Friday, July 8, 2016

The rise of the private airline

A new breed of members-only carrier is about to launch in Europe, offering small planes, small airports and as many flights as you like for one monthly fee.

Half a century after the champagne- and kerosene-guzzling “jet set” took off, a new group of frequent, but more frugal, flyers has quietly emerged in the US: the propeller set. In the summer of 2013, a start-up called Surf Air began flying a single-engine Pilatus turboprop between Silicon Valley and Los Angeles. The plane might have had only eight passenger seats, but it boasted a revolutionary business model. Rather than buy tickets, its passengers paid a monthly membership fee that let them fly as often as they wanted. And rather than use main terminals at international airports, it flew to smaller destinations, with easier passenger parking and no queues. Members underwent security screening at the time of joining, thus simplifying airport checks and allowing them to arrive at the terminal 15 minutes before take off.

After a slow start, the airline picked up speed. Today its 12 aircraft operate 90 flights a day, connecting 12 Californian cities. It has 3,000 members, each paying $1,950 per month, and hopes to turn its first profit in the next quarter. Its success has inspired others including Texas-based Rise, which launched in 2014 and runs 60 flights a week using King Air 350 turboprops.

And now, the membership airline is coming to Europe. Surf Air set up a London office in January and is currently recruiting members. In October it plans to begin flights between London, Zurich, Geneva, Cannes and Dublin, using four aircraft, adding Paris soon after. Meanwhile a UK-based start-up, Fly Club Air, plans to launch flights between London, Edinburgh and Manchester in January 2017, and to extend into Europe the following month. An Australian version, Airly, is due to launch later this year.

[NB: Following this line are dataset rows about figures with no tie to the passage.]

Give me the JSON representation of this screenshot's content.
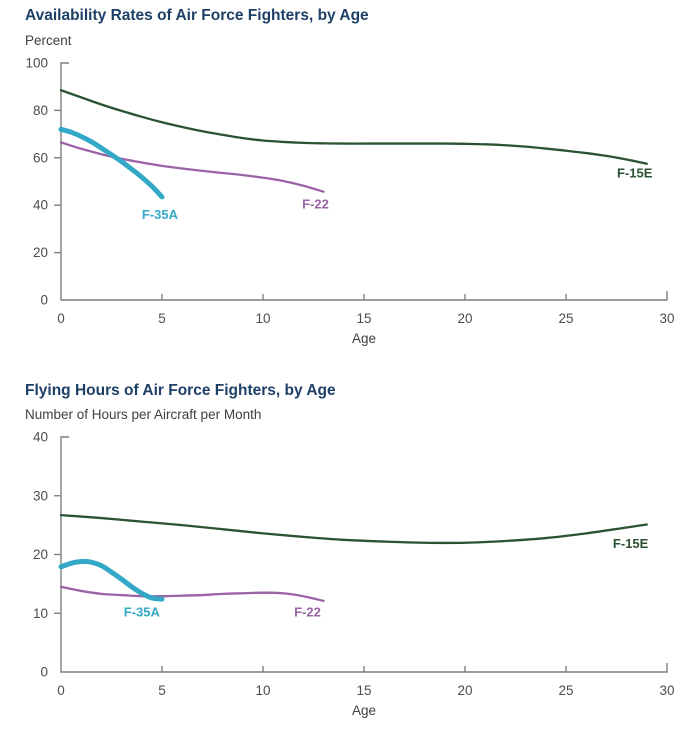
{
  "page": {
    "background": "#ffffff",
    "title_color": "#1E3F66",
    "subtitle_color": "#404040"
  },
  "chart_data": [
    {
      "type": "line",
      "title": "Availability Rates of Air Force Fighters, by Age",
      "subtitle": "Percent",
      "xlabel": "Age",
      "ylabel": "Percent",
      "xlim": [
        0,
        30
      ],
      "ylim": [
        0,
        100
      ],
      "xticks": [
        0,
        5,
        10,
        15,
        20,
        25,
        30
      ],
      "yticks": [
        0,
        20,
        40,
        60,
        80,
        100
      ],
      "grid": false,
      "legend": "inline-labels",
      "axis_color": "#7F7F7F",
      "tick_color": "#4D4D4D",
      "label_color": "#404040",
      "series": [
        {
          "name": "F-15E",
          "color": "#2B5233",
          "line_width": 2.3,
          "x": [
            0,
            1,
            2,
            3,
            4,
            5,
            6,
            7,
            8,
            9,
            10,
            11,
            12,
            13,
            14,
            15,
            16,
            17,
            18,
            19,
            20,
            21,
            22,
            23,
            24,
            25,
            26,
            27,
            28,
            29
          ],
          "y": [
            88.5,
            85.5,
            82.5,
            79.8,
            77.3,
            75,
            73,
            71.2,
            69.7,
            68.3,
            67.3,
            66.7,
            66.3,
            66.1,
            66,
            66,
            66,
            66,
            66,
            66,
            65.9,
            65.7,
            65.3,
            64.7,
            63.9,
            63,
            62,
            60.8,
            59.3,
            57.5
          ],
          "label": {
            "text": "F-15E",
            "x": 28.4,
            "y": 53.5
          }
        },
        {
          "name": "F-22",
          "color": "#9B62A5",
          "line_width": 2.3,
          "x": [
            0,
            1,
            2,
            3,
            4,
            5,
            6,
            7,
            8,
            9,
            10,
            11,
            12,
            13
          ],
          "y": [
            66.5,
            63.8,
            61.5,
            59.6,
            58,
            56.6,
            55.5,
            54.5,
            53.6,
            52.7,
            51.6,
            50.2,
            48.2,
            45.7
          ],
          "label": {
            "text": "F-22",
            "x": 12.6,
            "y": 40.5
          }
        },
        {
          "name": "F-35A",
          "color": "#33A9C7",
          "line_width": 5,
          "x": [
            0,
            0.5,
            1,
            1.5,
            2,
            2.5,
            3,
            3.5,
            4,
            4.5,
            5
          ],
          "y": [
            72,
            70.8,
            69,
            66.8,
            64.1,
            61.3,
            58.4,
            55.2,
            51.8,
            48,
            43.5
          ],
          "label": {
            "text": "F-35A",
            "x": 4.9,
            "y": 36
          }
        }
      ]
    },
    {
      "type": "line",
      "title": "Flying Hours of Air Force Fighters, by Age",
      "subtitle": "Number of Hours per Aircraft per Month",
      "xlabel": "Age",
      "ylabel": "Number of Hours per Aircraft per Month",
      "xlim": [
        0,
        30
      ],
      "ylim": [
        0,
        40
      ],
      "xticks": [
        0,
        5,
        10,
        15,
        20,
        25,
        30
      ],
      "yticks": [
        0,
        10,
        20,
        30,
        40
      ],
      "grid": false,
      "legend": "inline-labels",
      "axis_color": "#7F7F7F",
      "tick_color": "#4D4D4D",
      "label_color": "#404040",
      "series": [
        {
          "name": "F-15E",
          "color": "#2B5233",
          "line_width": 2.3,
          "x": [
            0,
            2,
            4,
            6,
            8,
            10,
            12,
            14,
            16,
            18,
            20,
            22,
            24,
            26,
            28,
            29
          ],
          "y": [
            26.7,
            26.2,
            25.6,
            25,
            24.3,
            23.6,
            23,
            22.5,
            22.2,
            22,
            22,
            22.3,
            22.8,
            23.6,
            24.6,
            25.1
          ],
          "label": {
            "text": "F-15E",
            "x": 28.2,
            "y": 21.9
          }
        },
        {
          "name": "F-22",
          "color": "#9B62A5",
          "line_width": 2.3,
          "x": [
            0,
            1,
            2,
            3,
            4,
            5,
            6,
            7,
            8,
            9,
            10,
            11,
            12,
            13
          ],
          "y": [
            14.5,
            13.8,
            13.3,
            13.1,
            12.9,
            12.9,
            13,
            13.1,
            13.3,
            13.4,
            13.5,
            13.4,
            12.9,
            12.1
          ],
          "label": {
            "text": "F-22",
            "x": 12.2,
            "y": 10.2
          }
        },
        {
          "name": "F-35A",
          "color": "#33A9C7",
          "line_width": 5,
          "x": [
            0,
            0.5,
            1,
            1.5,
            2,
            2.5,
            3,
            3.5,
            4,
            4.5,
            5
          ],
          "y": [
            17.9,
            18.5,
            18.8,
            18.7,
            18.1,
            17,
            15.8,
            14.5,
            13.4,
            12.6,
            12.4
          ],
          "label": {
            "text": "F-35A",
            "x": 4.0,
            "y": 10.2
          }
        }
      ]
    }
  ]
}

“Our view is that the model is much more attractive in Europe than California because there are a large number of cities relatively close together and a high degree of frustration with the existing airlines and airports,” says Simon Talling-Smith, chief executive of Surf Air Europe. “If you wanted to fly 20 times a month you could do that — in fact we had one member in California who flew 26 times in a month — but probably more important to our members is that we are taking away the pain of big airports and big airplanes.”

Unlike the numerous private jet companies, all of which offer ways of booking flights on planes whose owners don’t need them at that moment, most membership airlines own their planes in the same way a major carrier would. Busy schedules — with each aircraft flying up to six times day — mean using other people’s planes would be impossible to co-ordinate. “We’re not a charter company, we’re not a private jet company, we’re an airline,” says Talling-Smith, who worked for British Airways for 22 years, latterly as chief executive for the Americas. Surf Air Europe’s chief operations officer is Peter Evans, formerly head of flight operations for Virgin Atlantic. “[Nevertheless], you have to take everything you know about airlines and forget it,” says Talling-Smith. “Unlike almost every other carrier, our goal is not to fill as many seats as possible.”

In order to keep subscribers happy, membership airlines need to ensure enough free seats that users can hop on the flights they want, even at short notice. Fly Club Air calculates it needs 120 members for a route to break even. Above that it becomes increasingly profitable, but if memberships hit 180 it will need to put a separate plane on the route. Surf Air sets a maximum of 200 members per aircraft.

Fly Club Air plans to fly from Blackbushe airport in Hampshire, 30 miles west of central London, charging £1,495 per month (plus a £595 joining fee) and using two Beechcraft King Air 250 aircraft with seven passenger seats. (“There is a loo too, but I’d try not to use it,” says Andrew Golding, chief marketing officer.) Surf Air will begin with four eight-seater planes (jets rather than turboprops because of the longer distances in Europe), initially flying from the private terminal at Luton but expanding to Biggin Hill, 15 miles south of central London, next year. It will charge £2,500 per month, with a £1,000 joining fee. Those fees only allow members to hold two flights in advance, but members on higher tariffs can hold up to six.

The model helps remove some of the risk in launching an airline — a certain income is guaranteed even before the first flight takes off — but new technology has also played a key role, cutting the need for booking and ticketing staff. Surf Air Europe, operating from a shared office in Mayfair, will only have 20 directly employed staff by the time of launch. Low fuel prices have helped too, as has the rise in the number of people who work and live in different cities, and the fact that conventional airlines have cut back business class perks.

However success remains far from guaranteed. Beacon, a New York membership airline that launched in 2015, lasted just eight months. Take Air stopped its scheduled flights between Antwerp and Zurich in January after less than a year; it will now be incorporated into Fly Club Air.

Such examples have done little to temper ambitions. Talling-Smith says by 2021 he anticipates flying 60-70 aircraft in the US, 50 in Europe, 20 in the Middle East and 20 in India. “We’re not just an alternative to private jets for high net worths,” says Golding. “We’re for the regular business traveller who wants to avoid queues, stop wasting time and get home for tea.”